Be careful of two typos
- in the list :
"y4" = y4
(was"y4" <- y4
) - in
optim()
:y1 <- x1+x2+x3
at the end of a function return nothing.
options(shiny.reactlog=TRUE)
library(shiny)
library(bslib)
#fixed parameters
a<-10
b<-20
ui <- page_sidebar (
title = "updatable shiny1",
sidebar = sidebar(
sliderInput(
"Input1",
tags$strong("Define Input1"),
min = 1,
max = 15,
value = 5,
step = 1
),
sliderInput(
"Input2",
tags$strong("Define Input2"),
min = 100,
max = 1000,
value = 100,
step = 100
),
sliderInput(
"Input3",
tags$strong("Define Input3"),
min = 7,
max = 17,
value = 12
)
),
tabPanel(tags$h4("Outputs"),
layout_columns(
card(card_header(tags$span("Output1", style="color:tomato")),tableOutput("Output1")),
card(card_header(tags$span("Output2", style="color:tomato")),tableOutput("Output2")),
card(card_header(tags$span("Optimal", style="color:tomato")),plotOutput("Optimal")),
)
)
)
server <- function(input, output) {
MyComplexCalc <- function(x1 , x2, x3) {
#long and complex calculations
y1 <- x1+x2+x3
y2 <- x1*a
y3 <- x2*b
y4 <- x3+a+b
# Store all results in a list for use in different tables
list("y1" = y1, "y2" = y2, "y3" = y3, "y4" = y4,
"x1" = x1, "x2" = x2, "x3" = x3)
}
mymodel <- reactive({
MyComplexCalc(
x1 = input$Input1,
x2 = input$Input2,
x3 = input$Input3
)
})
output$Output1 <- renderTable({
table1 <- data.frame(matrix(ncol = 2, nrow = 2))
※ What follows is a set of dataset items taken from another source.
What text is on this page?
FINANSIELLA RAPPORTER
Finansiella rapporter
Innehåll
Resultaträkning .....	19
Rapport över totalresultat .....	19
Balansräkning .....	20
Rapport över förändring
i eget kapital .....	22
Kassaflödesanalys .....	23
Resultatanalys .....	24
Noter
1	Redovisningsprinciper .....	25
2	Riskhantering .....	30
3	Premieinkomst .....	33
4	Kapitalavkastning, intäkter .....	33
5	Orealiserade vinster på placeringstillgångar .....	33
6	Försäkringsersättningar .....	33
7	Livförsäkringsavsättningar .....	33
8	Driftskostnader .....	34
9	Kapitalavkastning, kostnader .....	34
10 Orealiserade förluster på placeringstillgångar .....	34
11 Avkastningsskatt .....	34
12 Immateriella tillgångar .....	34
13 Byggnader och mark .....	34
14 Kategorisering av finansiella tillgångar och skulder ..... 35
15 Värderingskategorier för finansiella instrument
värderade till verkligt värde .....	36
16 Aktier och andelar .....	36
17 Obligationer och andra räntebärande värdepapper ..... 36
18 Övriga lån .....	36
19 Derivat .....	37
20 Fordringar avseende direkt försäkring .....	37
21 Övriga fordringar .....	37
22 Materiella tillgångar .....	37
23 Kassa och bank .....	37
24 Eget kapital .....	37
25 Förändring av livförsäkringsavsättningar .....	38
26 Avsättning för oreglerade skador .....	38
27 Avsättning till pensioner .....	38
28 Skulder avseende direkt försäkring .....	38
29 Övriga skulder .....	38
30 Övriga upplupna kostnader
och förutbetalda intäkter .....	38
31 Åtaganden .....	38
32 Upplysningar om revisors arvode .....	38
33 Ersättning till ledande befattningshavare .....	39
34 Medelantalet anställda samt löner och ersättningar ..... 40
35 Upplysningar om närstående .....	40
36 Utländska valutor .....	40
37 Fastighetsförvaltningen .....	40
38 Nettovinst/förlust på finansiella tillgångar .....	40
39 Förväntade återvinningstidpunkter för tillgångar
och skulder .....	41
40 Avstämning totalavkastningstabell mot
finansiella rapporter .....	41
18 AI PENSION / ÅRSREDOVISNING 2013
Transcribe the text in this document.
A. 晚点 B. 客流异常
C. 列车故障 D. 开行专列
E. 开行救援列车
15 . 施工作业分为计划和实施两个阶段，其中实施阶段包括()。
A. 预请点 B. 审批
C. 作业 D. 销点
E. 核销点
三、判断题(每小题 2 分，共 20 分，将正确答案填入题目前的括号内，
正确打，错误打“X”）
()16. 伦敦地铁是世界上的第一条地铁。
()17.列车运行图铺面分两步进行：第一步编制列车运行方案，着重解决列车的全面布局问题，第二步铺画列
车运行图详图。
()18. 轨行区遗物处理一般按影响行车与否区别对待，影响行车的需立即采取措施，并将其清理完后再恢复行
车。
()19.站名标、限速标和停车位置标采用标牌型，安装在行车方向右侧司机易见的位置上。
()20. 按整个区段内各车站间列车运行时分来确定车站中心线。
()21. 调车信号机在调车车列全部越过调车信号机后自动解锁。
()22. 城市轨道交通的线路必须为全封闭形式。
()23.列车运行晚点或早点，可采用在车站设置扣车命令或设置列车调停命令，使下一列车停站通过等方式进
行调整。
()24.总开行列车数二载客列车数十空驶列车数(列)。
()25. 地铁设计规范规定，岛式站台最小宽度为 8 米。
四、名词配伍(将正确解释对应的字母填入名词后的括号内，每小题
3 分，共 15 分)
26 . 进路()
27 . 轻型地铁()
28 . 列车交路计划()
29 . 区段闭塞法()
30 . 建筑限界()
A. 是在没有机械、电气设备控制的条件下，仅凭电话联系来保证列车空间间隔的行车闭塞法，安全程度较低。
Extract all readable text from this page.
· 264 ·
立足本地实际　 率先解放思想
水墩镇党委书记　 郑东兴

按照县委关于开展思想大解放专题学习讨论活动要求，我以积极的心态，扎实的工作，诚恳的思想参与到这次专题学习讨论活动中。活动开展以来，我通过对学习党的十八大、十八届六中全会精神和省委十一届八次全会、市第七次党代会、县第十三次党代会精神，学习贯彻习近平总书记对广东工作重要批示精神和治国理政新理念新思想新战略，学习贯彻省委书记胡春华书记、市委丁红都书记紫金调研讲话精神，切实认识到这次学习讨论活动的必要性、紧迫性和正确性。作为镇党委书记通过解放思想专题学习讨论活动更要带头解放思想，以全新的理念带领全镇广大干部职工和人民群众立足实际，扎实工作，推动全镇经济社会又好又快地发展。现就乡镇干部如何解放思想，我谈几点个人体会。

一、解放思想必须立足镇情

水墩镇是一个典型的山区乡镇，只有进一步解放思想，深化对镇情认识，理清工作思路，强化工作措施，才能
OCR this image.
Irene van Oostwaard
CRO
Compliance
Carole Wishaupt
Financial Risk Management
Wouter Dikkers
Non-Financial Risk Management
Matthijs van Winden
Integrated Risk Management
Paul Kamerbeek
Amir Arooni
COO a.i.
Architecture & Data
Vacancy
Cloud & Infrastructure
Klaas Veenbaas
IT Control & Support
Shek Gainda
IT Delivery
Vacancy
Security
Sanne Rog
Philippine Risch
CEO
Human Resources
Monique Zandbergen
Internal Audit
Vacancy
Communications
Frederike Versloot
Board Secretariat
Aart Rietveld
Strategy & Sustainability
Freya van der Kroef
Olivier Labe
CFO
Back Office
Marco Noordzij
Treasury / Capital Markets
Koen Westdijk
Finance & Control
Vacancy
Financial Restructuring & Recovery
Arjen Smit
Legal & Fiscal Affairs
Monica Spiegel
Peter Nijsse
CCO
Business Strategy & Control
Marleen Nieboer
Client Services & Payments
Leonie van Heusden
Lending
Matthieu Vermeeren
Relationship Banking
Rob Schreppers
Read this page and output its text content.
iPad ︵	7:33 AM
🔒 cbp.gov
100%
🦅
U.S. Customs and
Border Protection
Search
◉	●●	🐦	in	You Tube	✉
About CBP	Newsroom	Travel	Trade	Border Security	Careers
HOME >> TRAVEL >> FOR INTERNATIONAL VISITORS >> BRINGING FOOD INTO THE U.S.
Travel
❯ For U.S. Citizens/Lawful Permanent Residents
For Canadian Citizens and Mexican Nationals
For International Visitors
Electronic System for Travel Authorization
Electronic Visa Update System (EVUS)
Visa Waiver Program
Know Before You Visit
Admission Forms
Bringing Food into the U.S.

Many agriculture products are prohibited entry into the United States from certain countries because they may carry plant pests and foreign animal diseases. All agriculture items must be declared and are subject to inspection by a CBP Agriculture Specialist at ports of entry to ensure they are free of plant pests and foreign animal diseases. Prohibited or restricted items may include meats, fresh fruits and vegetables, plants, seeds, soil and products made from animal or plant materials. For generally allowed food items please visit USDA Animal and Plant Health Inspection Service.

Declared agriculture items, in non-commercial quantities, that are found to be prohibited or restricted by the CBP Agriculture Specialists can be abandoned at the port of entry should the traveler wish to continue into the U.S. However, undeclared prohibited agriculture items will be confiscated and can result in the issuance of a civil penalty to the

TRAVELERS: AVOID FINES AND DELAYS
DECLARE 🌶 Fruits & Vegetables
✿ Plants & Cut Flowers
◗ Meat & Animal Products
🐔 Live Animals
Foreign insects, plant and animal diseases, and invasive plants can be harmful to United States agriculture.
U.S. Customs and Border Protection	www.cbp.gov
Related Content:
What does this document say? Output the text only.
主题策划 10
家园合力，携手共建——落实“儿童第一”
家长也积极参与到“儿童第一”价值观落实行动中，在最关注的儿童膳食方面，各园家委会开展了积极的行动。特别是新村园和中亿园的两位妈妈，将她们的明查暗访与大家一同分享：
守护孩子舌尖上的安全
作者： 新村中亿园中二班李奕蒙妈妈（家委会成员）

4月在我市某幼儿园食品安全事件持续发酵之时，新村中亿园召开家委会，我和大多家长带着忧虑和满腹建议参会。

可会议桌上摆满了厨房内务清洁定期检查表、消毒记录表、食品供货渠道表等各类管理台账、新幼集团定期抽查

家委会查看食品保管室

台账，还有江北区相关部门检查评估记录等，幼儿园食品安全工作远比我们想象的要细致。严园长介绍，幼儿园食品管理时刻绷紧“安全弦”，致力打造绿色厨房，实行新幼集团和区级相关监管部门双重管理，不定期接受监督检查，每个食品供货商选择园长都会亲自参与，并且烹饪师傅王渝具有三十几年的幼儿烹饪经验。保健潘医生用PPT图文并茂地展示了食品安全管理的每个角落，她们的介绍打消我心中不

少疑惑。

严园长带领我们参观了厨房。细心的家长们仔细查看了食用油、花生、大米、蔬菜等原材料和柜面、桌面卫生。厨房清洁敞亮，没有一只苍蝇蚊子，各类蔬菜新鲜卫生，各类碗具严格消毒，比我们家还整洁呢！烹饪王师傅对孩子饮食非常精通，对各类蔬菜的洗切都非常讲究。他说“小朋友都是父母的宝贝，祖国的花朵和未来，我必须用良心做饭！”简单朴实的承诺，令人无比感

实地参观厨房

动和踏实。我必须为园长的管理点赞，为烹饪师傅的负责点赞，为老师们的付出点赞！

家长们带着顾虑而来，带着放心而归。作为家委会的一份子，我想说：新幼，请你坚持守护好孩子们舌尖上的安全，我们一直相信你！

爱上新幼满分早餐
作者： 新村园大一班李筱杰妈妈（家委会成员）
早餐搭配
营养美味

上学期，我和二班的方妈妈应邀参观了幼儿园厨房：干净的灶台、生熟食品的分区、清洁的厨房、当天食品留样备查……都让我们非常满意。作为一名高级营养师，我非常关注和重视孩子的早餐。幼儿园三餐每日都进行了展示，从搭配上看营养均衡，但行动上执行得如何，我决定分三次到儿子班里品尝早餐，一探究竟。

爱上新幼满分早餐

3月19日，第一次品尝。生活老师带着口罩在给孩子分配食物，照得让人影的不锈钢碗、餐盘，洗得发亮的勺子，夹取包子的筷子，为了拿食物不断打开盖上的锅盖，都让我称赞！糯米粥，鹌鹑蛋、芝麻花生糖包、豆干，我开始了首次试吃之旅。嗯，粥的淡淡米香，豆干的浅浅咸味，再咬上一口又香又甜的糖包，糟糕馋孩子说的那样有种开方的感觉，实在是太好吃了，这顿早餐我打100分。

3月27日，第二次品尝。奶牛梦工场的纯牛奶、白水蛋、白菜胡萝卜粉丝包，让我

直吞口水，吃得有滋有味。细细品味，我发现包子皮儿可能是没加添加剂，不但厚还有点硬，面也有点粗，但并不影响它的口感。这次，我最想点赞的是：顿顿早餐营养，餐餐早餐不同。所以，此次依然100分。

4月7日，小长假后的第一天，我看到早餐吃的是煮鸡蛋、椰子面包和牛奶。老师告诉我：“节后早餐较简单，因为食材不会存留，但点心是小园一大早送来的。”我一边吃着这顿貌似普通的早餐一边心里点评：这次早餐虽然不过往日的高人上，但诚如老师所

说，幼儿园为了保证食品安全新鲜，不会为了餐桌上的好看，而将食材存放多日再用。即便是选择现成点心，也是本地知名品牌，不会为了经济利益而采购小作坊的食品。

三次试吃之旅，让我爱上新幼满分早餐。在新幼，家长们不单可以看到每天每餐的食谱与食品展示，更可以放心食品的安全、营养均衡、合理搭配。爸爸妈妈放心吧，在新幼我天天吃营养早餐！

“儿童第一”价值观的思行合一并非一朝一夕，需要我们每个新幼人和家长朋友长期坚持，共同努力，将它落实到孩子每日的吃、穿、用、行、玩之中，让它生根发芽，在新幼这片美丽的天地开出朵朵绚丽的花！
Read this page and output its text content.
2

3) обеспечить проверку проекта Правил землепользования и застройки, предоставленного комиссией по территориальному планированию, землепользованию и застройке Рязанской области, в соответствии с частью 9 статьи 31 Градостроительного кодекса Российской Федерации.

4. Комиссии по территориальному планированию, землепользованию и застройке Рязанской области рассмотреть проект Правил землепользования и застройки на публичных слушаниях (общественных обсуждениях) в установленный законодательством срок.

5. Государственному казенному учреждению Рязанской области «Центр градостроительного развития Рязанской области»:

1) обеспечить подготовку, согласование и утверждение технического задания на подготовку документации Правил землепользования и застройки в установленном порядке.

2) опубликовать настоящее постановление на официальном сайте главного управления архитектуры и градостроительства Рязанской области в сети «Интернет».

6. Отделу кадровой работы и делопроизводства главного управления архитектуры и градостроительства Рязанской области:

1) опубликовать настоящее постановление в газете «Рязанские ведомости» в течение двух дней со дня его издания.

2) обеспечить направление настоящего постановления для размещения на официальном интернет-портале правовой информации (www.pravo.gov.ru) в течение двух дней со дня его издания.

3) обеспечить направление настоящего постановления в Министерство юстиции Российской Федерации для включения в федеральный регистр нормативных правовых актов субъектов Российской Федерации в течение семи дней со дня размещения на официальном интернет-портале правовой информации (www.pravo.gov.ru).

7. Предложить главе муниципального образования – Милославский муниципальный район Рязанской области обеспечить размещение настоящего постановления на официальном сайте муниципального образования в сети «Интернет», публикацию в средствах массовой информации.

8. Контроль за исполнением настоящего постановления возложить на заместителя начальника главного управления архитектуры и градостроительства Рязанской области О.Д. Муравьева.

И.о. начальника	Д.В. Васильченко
colnames(table1) <- c("element1", "element2")
table1$element1 <- c(a, b)
table1$element2 <- c(mymodel()$y1, mymodel()$y2)
table1
})
output$Output2 <- renderTable({
table2 <- data.frame(matrix(ncol = 2, nrow = 2))
colnames(table2) <- c("element1", "element2")
table2$element1 <- c(a, b)
table2$element2 <- c(mymodel()$y3, mymodel()$y4)
table2
})
y_DatasPlot <- reactive({
optim <- function (x1,datas) {
MyComplexCalc(
x1 = x1,
x2 = datas$x2,
x3 = datas$x3
)$y1
}
datas2 <- mymodel()
c(optim(1,datas2), optim(2,datas2), optim(3,datas2), optim(4,datas2), optim(5,datas2), optim(6,datas2),
optim(7,datas2),optim(8,datas2), optim(9,datas2), optim(10,datas2), optim(11,datas2), optim(12,datas2),
optim(13,datas2), optim(14,datas2), optim(15,datas2))
})
output$Optimal <- renderPlot({
y1_range <- y_DatasPlot()
x1_range <- c(1:15)
plot(x1_range,y1_range, type="l", xlab="x1, other parameters fixed", ylab= "y1", col="darkgreen", lwd=2)
})
}
shinyApp(ui = ui, server = server)
PS: Your full written app has very clean appareance.